The breeze coming off the river caught the tiny funnels of the freshly watered white and mauve petunias hanging in abundance from the terrace railing and gently wafted the sweet fragrance into the spacious, almost empty apartment. Mária Szapáry would be put out if her friends spoiled her good mood. The summer evening was too lovely.
The fragrance of the petunias did not overwhelm the stench of carrion that, try as she might, she could not but imagine smelling. Neither could she pretend she did not sense the tension in the other women.

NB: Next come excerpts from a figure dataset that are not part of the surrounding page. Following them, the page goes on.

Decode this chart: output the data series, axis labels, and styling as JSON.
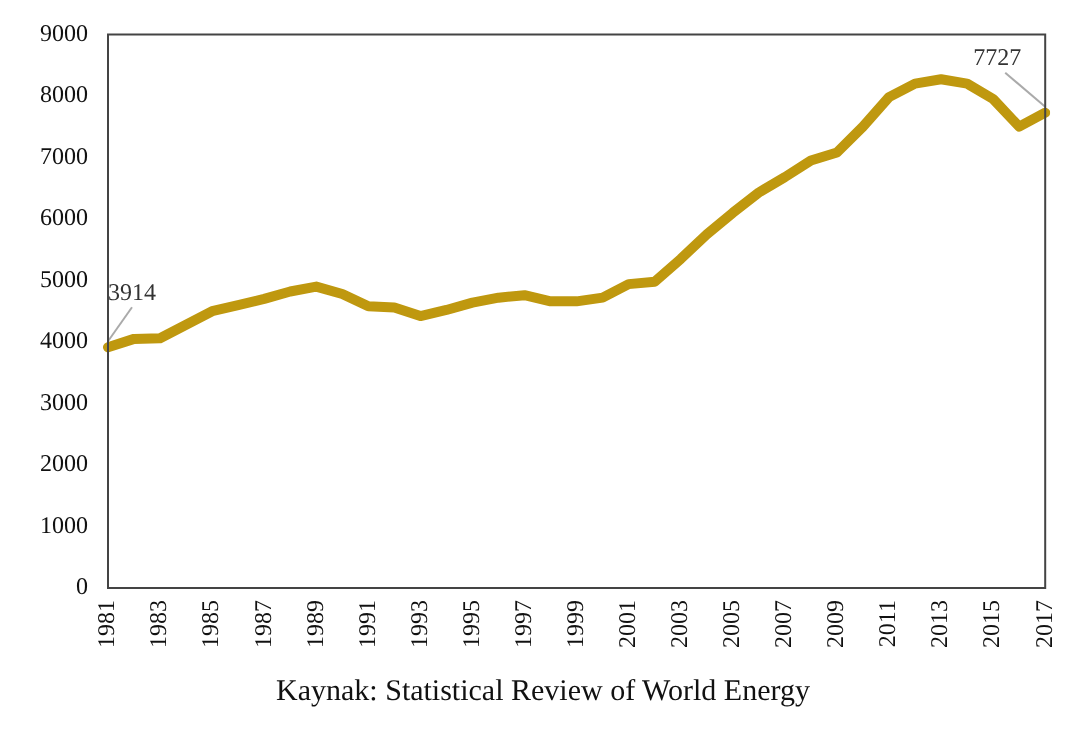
{
  "chart_data": {
    "type": "line",
    "categories": [
      "1981",
      null,
      "1983",
      null,
      "1985",
      null,
      "1987",
      null,
      "1989",
      null,
      "1991",
      null,
      "1993",
      null,
      "1995",
      null,
      "1997",
      null,
      "1999",
      null,
      "2001",
      null,
      "2003",
      null,
      "2005",
      null,
      "2007",
      null,
      "2009",
      null,
      "2011",
      null,
      "2013",
      null,
      "2015",
      null,
      "2017"
    ],
    "series": [
      {
        "color": "#bf980f",
        "values": [
          3914,
          4050,
          4060,
          4280,
          4500,
          4600,
          4700,
          4820,
          4900,
          4780,
          4580,
          4560,
          4420,
          4520,
          4640,
          4720,
          4760,
          4660,
          4660,
          4720,
          4940,
          4980,
          5350,
          5750,
          6100,
          6430,
          6680,
          6950,
          7080,
          7500,
          7980,
          8200,
          8270,
          8200,
          7950,
          7500,
          7727
        ],
        "value_labels": [
          "3914",
          null,
          null,
          null,
          null,
          null,
          null,
          null,
          null,
          null,
          null,
          null,
          null,
          null,
          null,
          null,
          null,
          null,
          null,
          null,
          null,
          null,
          null,
          null,
          null,
          null,
          null,
          null,
          null,
          null,
          null,
          null,
          null,
          null,
          null,
          null,
          "7727"
        ]
      }
    ],
    "ylim": [
      0,
      9000
    ],
    "yticks": [
      0,
      1000,
      2000,
      3000,
      4000,
      5000,
      6000,
      7000,
      8000,
      9000
    ],
    "grid": false,
    "legend": false,
    "marker": "none",
    "line_style": "solid",
    "annotations": [
      "Kaynak: Statistical Review of World Energy"
    ]
  }
}
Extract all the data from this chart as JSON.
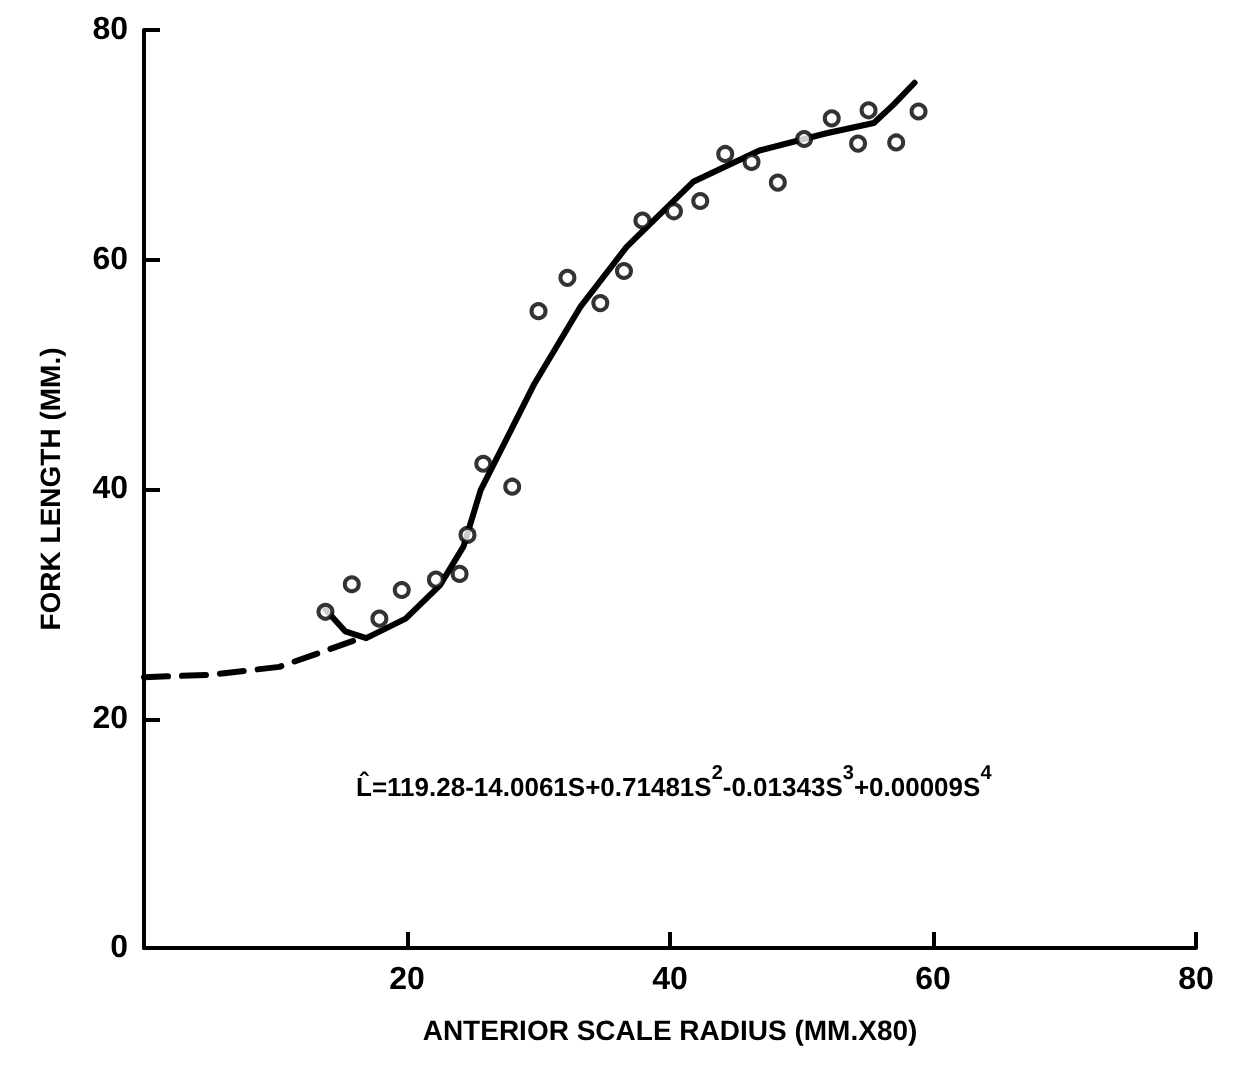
{
  "chart_data": {
    "type": "scatter",
    "xlabel": "ANTERIOR SCALE RADIUS (MM.X80)",
    "ylabel": "FORK LENGTH (MM.)",
    "xlim": [
      0,
      80
    ],
    "ylim": [
      0,
      80
    ],
    "xticks": [
      20,
      40,
      60,
      80
    ],
    "yticks": [
      0,
      20,
      40,
      60,
      80
    ],
    "grid": false,
    "marker": "circle",
    "annotations": [
      "L̂=119.28-14.0061S+0.71481S$^{2}$-0.01343S$^{3}$+0.00009S$^{4}$"
    ],
    "series": [
      {
        "color": "#000000",
        "x": [
          13.8,
          15.8,
          17.9,
          19.6,
          22.2,
          24.0,
          24.6,
          25.8,
          28.0,
          30.0,
          32.2,
          34.7,
          36.5,
          37.9,
          40.3,
          42.3,
          44.2,
          46.2,
          48.2,
          50.2,
          52.3,
          54.3,
          55.1,
          57.2,
          58.9
        ],
        "values": [
          29.3,
          31.7,
          28.7,
          31.2,
          32.1,
          32.6,
          36.0,
          42.2,
          40.2,
          55.5,
          58.4,
          56.2,
          59.0,
          63.4,
          64.2,
          65.1,
          69.2,
          68.5,
          66.7,
          70.5,
          72.3,
          70.1,
          73.0,
          70.2,
          72.9
        ]
      },
      {
        "type": "line",
        "color": "#000000",
        "marker": "none",
        "line_style": "solid",
        "x": [
          13.8,
          15.3,
          16.9,
          19.9,
          22.5,
          24.3,
          25.6,
          29.7,
          33.2,
          36.7,
          41.8,
          46.8,
          51.9,
          55.5,
          57.0,
          58.6
        ],
        "values": [
          29.5,
          27.6,
          27.0,
          28.7,
          31.6,
          35.0,
          39.9,
          49.2,
          55.9,
          61.1,
          66.8,
          69.5,
          71.0,
          71.9,
          73.5,
          75.4
        ]
      },
      {
        "type": "line",
        "color": "#000000",
        "marker": "none",
        "line_style": "dashed",
        "x": [
          0,
          5,
          10.3,
          16
        ],
        "values": [
          23.6,
          23.8,
          24.5,
          26.8
        ]
      }
    ]
  }
}
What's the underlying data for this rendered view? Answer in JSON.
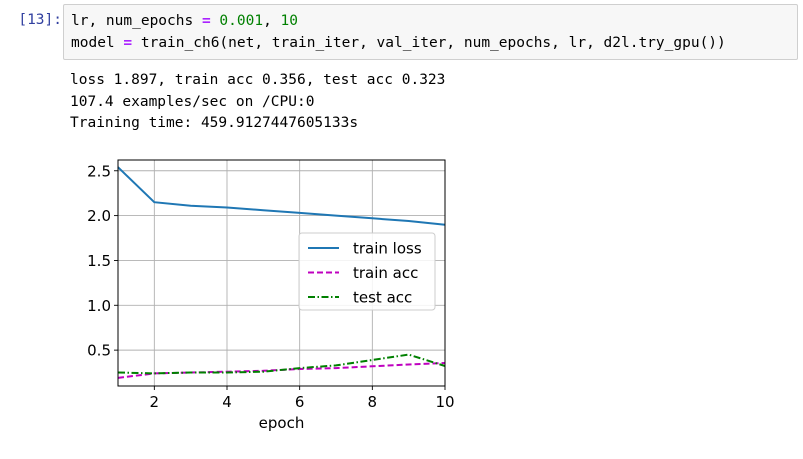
{
  "cell": {
    "prompt": "[13]:",
    "code": {
      "line1": {
        "vars": "lr, num_epochs",
        "op": "=",
        "val1": "0.001",
        "sep": ",",
        "val2": "10"
      },
      "line2": {
        "lhs": "model",
        "op": "=",
        "rhs": "train_ch6(net, train_iter, val_iter, num_epochs, lr, d2l.try_gpu())"
      }
    },
    "output_lines": [
      "loss 1.897, train acc 0.356, test acc 0.323",
      "107.4 examples/sec on /CPU:0",
      "Training time: 459.9127447605133s"
    ]
  },
  "colors": {
    "train_loss": "#1f77b4",
    "train_acc": "#bf00bf",
    "test_acc": "#008000",
    "grid": "#b0b0b0"
  },
  "chart_data": {
    "type": "line",
    "xlabel": "epoch",
    "ylabel": "",
    "xlim": [
      1,
      10
    ],
    "ylim": [
      0.1,
      2.62
    ],
    "xticks": [
      2,
      4,
      6,
      8,
      10
    ],
    "yticks": [
      0.5,
      1.0,
      1.5,
      2.0,
      2.5
    ],
    "xtick_labels": [
      "2",
      "4",
      "6",
      "8",
      "10"
    ],
    "ytick_labels": [
      "0.5",
      "1.0",
      "1.5",
      "2.0",
      "2.5"
    ],
    "grid": true,
    "legend_position": "center-right",
    "x": [
      1,
      2,
      3,
      4,
      5,
      6,
      7,
      8,
      9,
      10
    ],
    "series": [
      {
        "name": "train loss",
        "style": "solid",
        "values": [
          2.54,
          2.15,
          2.11,
          2.09,
          2.06,
          2.03,
          2.0,
          1.97,
          1.94,
          1.897
        ]
      },
      {
        "name": "train acc",
        "style": "dashed",
        "values": [
          0.19,
          0.24,
          0.25,
          0.26,
          0.27,
          0.29,
          0.3,
          0.32,
          0.34,
          0.356
        ]
      },
      {
        "name": "test acc",
        "style": "dashdot",
        "values": [
          0.25,
          0.24,
          0.25,
          0.25,
          0.26,
          0.3,
          0.33,
          0.39,
          0.45,
          0.323
        ]
      }
    ]
  }
}
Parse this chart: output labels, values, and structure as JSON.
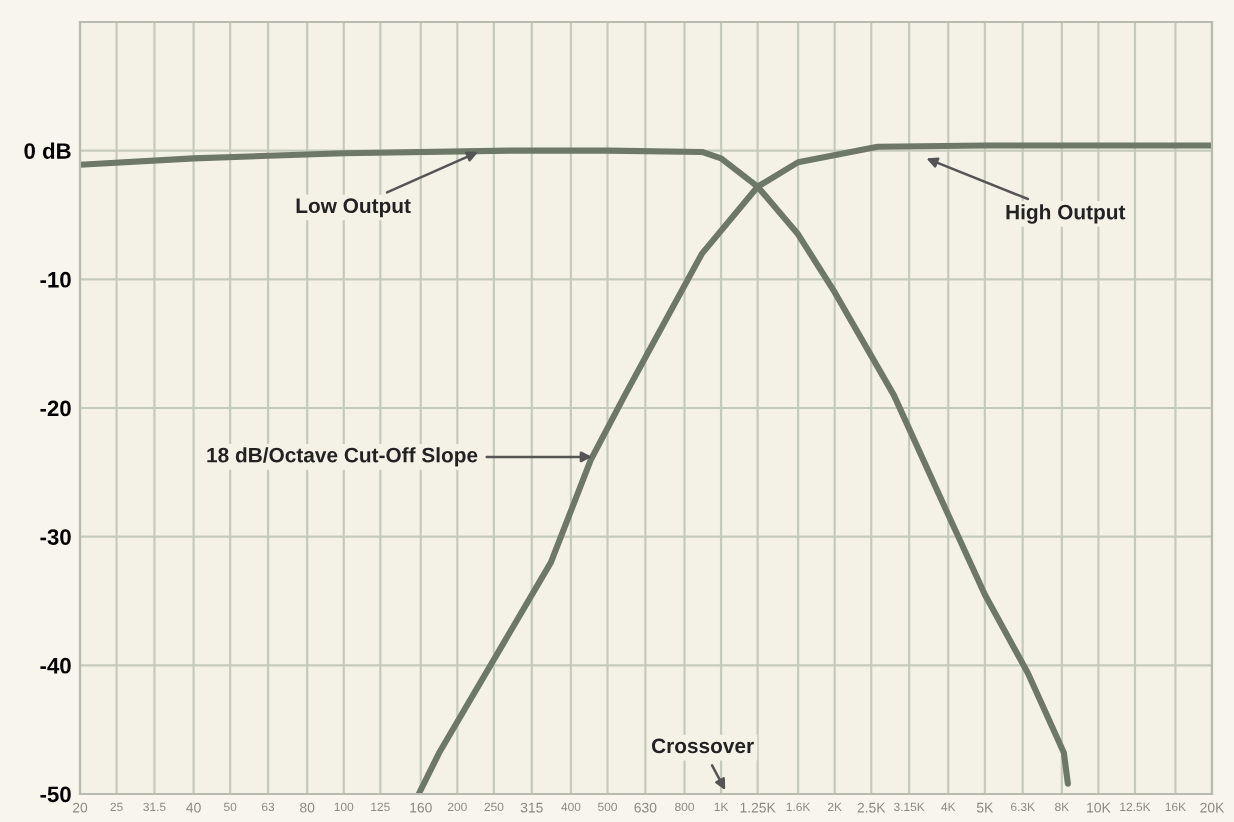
{
  "chart_data": {
    "type": "line",
    "x": [
      20,
      40,
      100,
      276,
      500,
      890,
      1000,
      1250,
      1600,
      2000,
      2870,
      4000,
      5000,
      6500,
      8100,
      8300
    ],
    "series": [
      {
        "color": "#6e7868",
        "values": [
          -1.1,
          -0.6,
          -0.2,
          0,
          0,
          -0.1,
          -0.6,
          -2.8,
          -6.5,
          -11,
          -19,
          -28.3,
          -34.5,
          -40.6,
          -46.8,
          -49.2
        ]
      },
      {
        "color": "#6e7868",
        "x": [
          158,
          179,
          354,
          452,
          556,
          632,
          890,
          1250,
          1600,
          2600,
          5000,
          10000,
          20000
        ],
        "values": [
          -50,
          -46.8,
          -32,
          -24,
          -19,
          -16,
          -8,
          -2.8,
          -0.9,
          0.3,
          0.4,
          0.4,
          0.4
        ]
      }
    ],
    "xlim": [
      20,
      20000
    ],
    "ylim": [
      -50,
      10
    ],
    "log": "x",
    "xticks": [
      20,
      {
        "value": 25,
        "label": "25"
      },
      {
        "value": 31.5,
        "label": "31.5"
      },
      40,
      50,
      63,
      80,
      100,
      125,
      160,
      200,
      250,
      315,
      400,
      500,
      630,
      800,
      {
        "value": 1000,
        "label": "1K"
      },
      {
        "value": 1250,
        "label": "1.25K"
      },
      {
        "value": 1600,
        "label": "1.6K"
      },
      {
        "value": 2000,
        "label": "2K"
      },
      {
        "value": 2500,
        "label": "2.5K"
      },
      {
        "value": 3150,
        "label": "3.15K"
      },
      {
        "value": 4000,
        "label": "4K"
      },
      {
        "value": 5000,
        "label": "5K"
      },
      {
        "value": 6300,
        "label": "6.3K"
      },
      {
        "value": 8000,
        "label": "8K"
      },
      {
        "value": 10000,
        "label": "10K"
      },
      {
        "value": 12500,
        "label": "12.5K"
      },
      {
        "value": 16000,
        "label": "16K"
      },
      {
        "value": 20000,
        "label": "20K"
      }
    ],
    "yticks": [
      {
        "value": 0,
        "label": "0 dB"
      },
      -10,
      -20,
      -30,
      -40,
      -50
    ],
    "grid": true,
    "marker": "none",
    "line_style": "solid",
    "annotations": [
      {
        "text": "Low Output",
        "x": 227,
        "y": -0.1
      },
      {
        "text": "High Output",
        "x": 3500,
        "y": -0.6
      },
      {
        "text": "18 dB/Octave Cut-Off Slope",
        "x": 455,
        "y": -23.8
      },
      "Crossover"
    ]
  }
}
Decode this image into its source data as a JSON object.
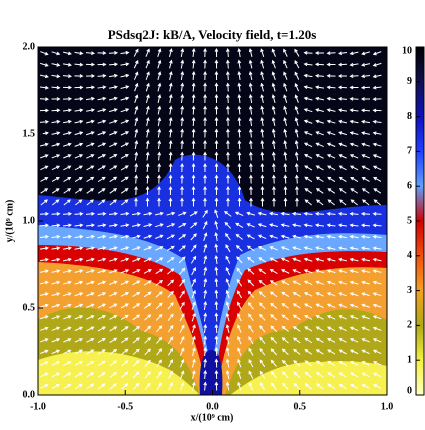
{
  "chart_data": {
    "type": "vector-field",
    "title": "PSdsq2J:  kB/A,  Velocity field,  t=1.20s",
    "x_label": "x/(10⁹ cm)",
    "y_label": "y/(10⁹ cm)",
    "xlim": [
      -1,
      1
    ],
    "ylim": [
      0,
      2
    ],
    "xticks": [
      {
        "value": -1,
        "label": "-1.0"
      },
      {
        "value": -0.5,
        "label": "-0.5"
      },
      {
        "value": 0,
        "label": "0.0"
      },
      {
        "value": 0.5,
        "label": "0.5"
      },
      {
        "value": 1,
        "label": "1.0"
      }
    ],
    "yticks": [
      {
        "value": 0,
        "label": "0.0"
      },
      {
        "value": 0.5,
        "label": "0.5"
      },
      {
        "value": 1,
        "label": "1.0"
      },
      {
        "value": 1.5,
        "label": "1.5"
      },
      {
        "value": 2,
        "label": "2.0"
      }
    ],
    "clim": [
      0,
      10
    ],
    "cticks": [
      0,
      1,
      2,
      3,
      4,
      5,
      6,
      7,
      8,
      9,
      10
    ],
    "colormap": [
      "#ffffc0",
      "#f4f040",
      "#b0a818",
      "#f4a020",
      "#f05010",
      "#d00000",
      "#60a0ff",
      "#2040ff",
      "#1010c0",
      "#101050",
      "#000000"
    ]
  }
}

I’d be grateful if you shared it with me, she said, slightly irritated at her own politeness, as if declaring right off that maybe they shouldn’t and please don’t expect any advice from me, she couldn’t offer advice about anything, anyway. She wore wide, gray linen trousers that seemed rather tight across her belly, and white, yellow-soled, down-at-heel linen shoes. Her white blouse, with long sleeves rolled up to her elbows, looked more like a well-worn man’s shirt. In her nonchalant appearance, there was something quite masculine, strong and free, or, at least by common conventional standards, something blatantly not feminine. As if nothing compulsory in her wider surroundings had ever affected her. She took a step toward the other two. Never a piece of jewelry on her, never any makeup. They weren’t to think she wanted to stick her nose into things. She had two quick and characteristic movements for fixing her heavily graying short-cropped hair, parted in the middle: constantly brushing it off her forehead, and tucking it behind her ears to keep it from falling forward, which it always did, immediately. Perhaps this was her only visibly compulsive habit.